On Fri, Jun 5, 2009 at 10:13 PM, Robert Rohde<rarohde(a)gmail.com> wrote:
On Fri, Jun 5, 2009 at 6:38 PM, Tim
Starling<tstarling(a)wikimedia.org> wrote:
Peter Gervai wrote:
Is there a possibility to write a code which
process raw squid data?
Who do I have to bribe? :-/
Yes it's possible. You just need to write a script that accepts a log
stream on stdin and builds the aggregate data from it. If you want
access to IP addresses, it needs to run on our own servers with only
anonymised data being passed on to the public.
http://wikitech.wikimedia.org/view/Squid_logging
http://wikitech.wikimedia.org/view/Squid_log_format
How much of that is really considered private? IP addresses
obviously, anything else?
I'm wondering if a cheap and dirty solution (at least for the low
traffic wikis) might be to write a script that simply scrubs the
private information and makes the rest available for whatever
applications people might want.
There is a lot of private data in user agents ("MSIE 4.123; WINNT 4.0;
bouncing_ferret_toolbar_1.23 drunken_monkey_downloader_2.34" may be
uniquely identifying). There is even private data titles if you don't
sanitize carefully
(/wiki/search?lookup=From%20rarohde%20To%20Gmaxwell%20OMG%20secret%20stuff%20lemme%20accidently%20paste%20it%20into%20the%20search%20box).
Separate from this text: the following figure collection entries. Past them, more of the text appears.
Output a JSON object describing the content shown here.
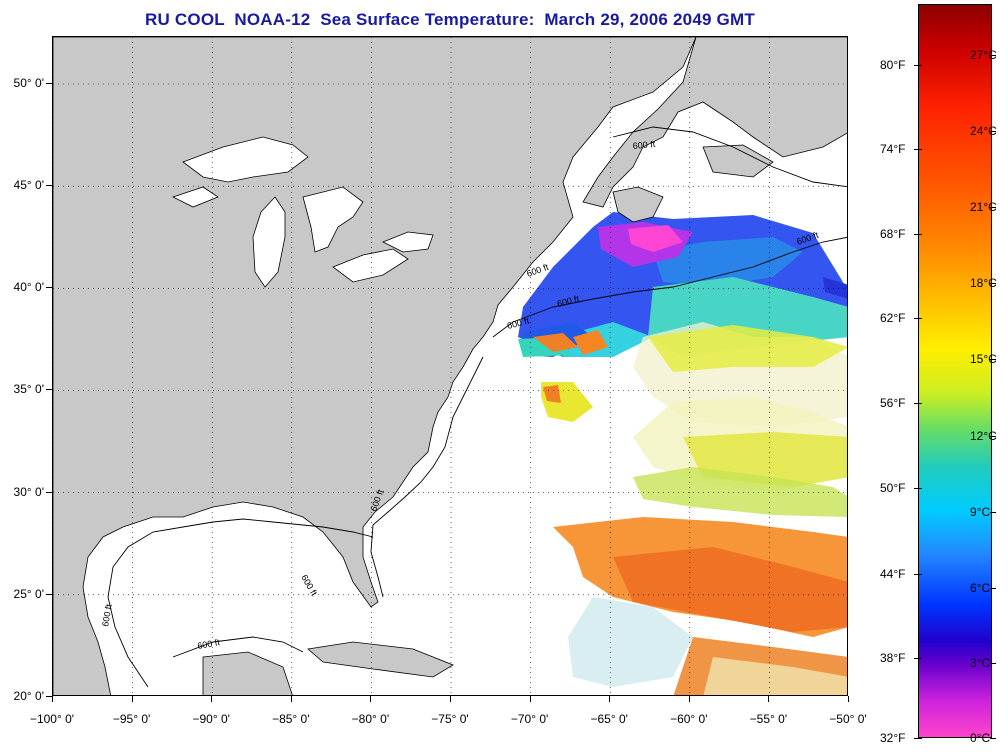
{
  "title": "RU COOL  NOAA-12  Sea Surface Temperature:  March 29, 2006 2049 GMT",
  "map": {
    "lon_range": [
      -100,
      -50
    ],
    "lat_range": [
      20,
      52.3
    ],
    "lat_labels": [
      {
        "value": 50,
        "text": "50° 0'"
      },
      {
        "value": 45,
        "text": "45° 0'"
      },
      {
        "value": 40,
        "text": "40° 0'"
      },
      {
        "value": 35,
        "text": "35° 0'"
      },
      {
        "value": 30,
        "text": "30° 0'"
      },
      {
        "value": 25,
        "text": "25° 0'"
      },
      {
        "value": 20,
        "text": "20° 0'"
      }
    ],
    "lon_labels": [
      {
        "value": -100,
        "text": "−100° 0'"
      },
      {
        "value": -95,
        "text": "−95° 0'"
      },
      {
        "value": -90,
        "text": "−90° 0'"
      },
      {
        "value": -85,
        "text": "−85° 0'"
      },
      {
        "value": -80,
        "text": "−80° 0'"
      },
      {
        "value": -75,
        "text": "−75° 0'"
      },
      {
        "value": -70,
        "text": "−70° 0'"
      },
      {
        "value": -65,
        "text": "−65° 0'"
      },
      {
        "value": -60,
        "text": "−60° 0'"
      },
      {
        "value": -55,
        "text": "−55° 0'"
      },
      {
        "value": -50,
        "text": "−50° 0'"
      }
    ],
    "contour_label": "600 ft",
    "land_color": "#c8c8c8",
    "grid": "dotted"
  },
  "colorbar": {
    "fahrenheit_labels": [
      "80°F",
      "74°F",
      "68°F",
      "62°F",
      "56°F",
      "50°F",
      "44°F",
      "38°F",
      "32°F"
    ],
    "celsius_labels": [
      "27°C",
      "24°C",
      "21°C",
      "18°C",
      "15°C",
      "12°C",
      "9°C",
      "6°C",
      "3°C",
      "0°C"
    ],
    "colors": {
      "hot": "#8b0000",
      "warm": "#ff6600",
      "mid": "#ffee00",
      "cool": "#00ccff",
      "cold": "#0033ff",
      "freezing": "#ff44cc"
    }
  }
}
There is private data in referrers
(
http://rarohde.com/url_that_only_rarohde_would_have_comefrom).
Things which individually do not appear to disclose anything private
can disclose private things (look at the people uniquely identified by
AOL's 'anonymized' search data).
On the flip side, aggregation can take private things (i.e.
useragents; IP info; referrers) and convert it to non-private data:
Top user agents; top referrers; highest traffic ASNs... but becomes
potentially revealing if not done carefully: The 'top' network and
user agent info for a single obscure article in a short time window
may be information from only one or two users, not really an
aggregation.
Things like common paths through the site should be safe so long as
they are not provided with too much temporal resolution, limit
themselves to existing articles, and limit themselves to either really
common paths or breaking paths into two or three node chains and skip
releasing the least common of those.
Generally when dealing with private data you must approach it with the
same attitude that a C coder must take to avoid buffer overflows.
Treat all data as hostile, assume all actions are potentially
dangerous. Try to figure out how to break it, and think deviously.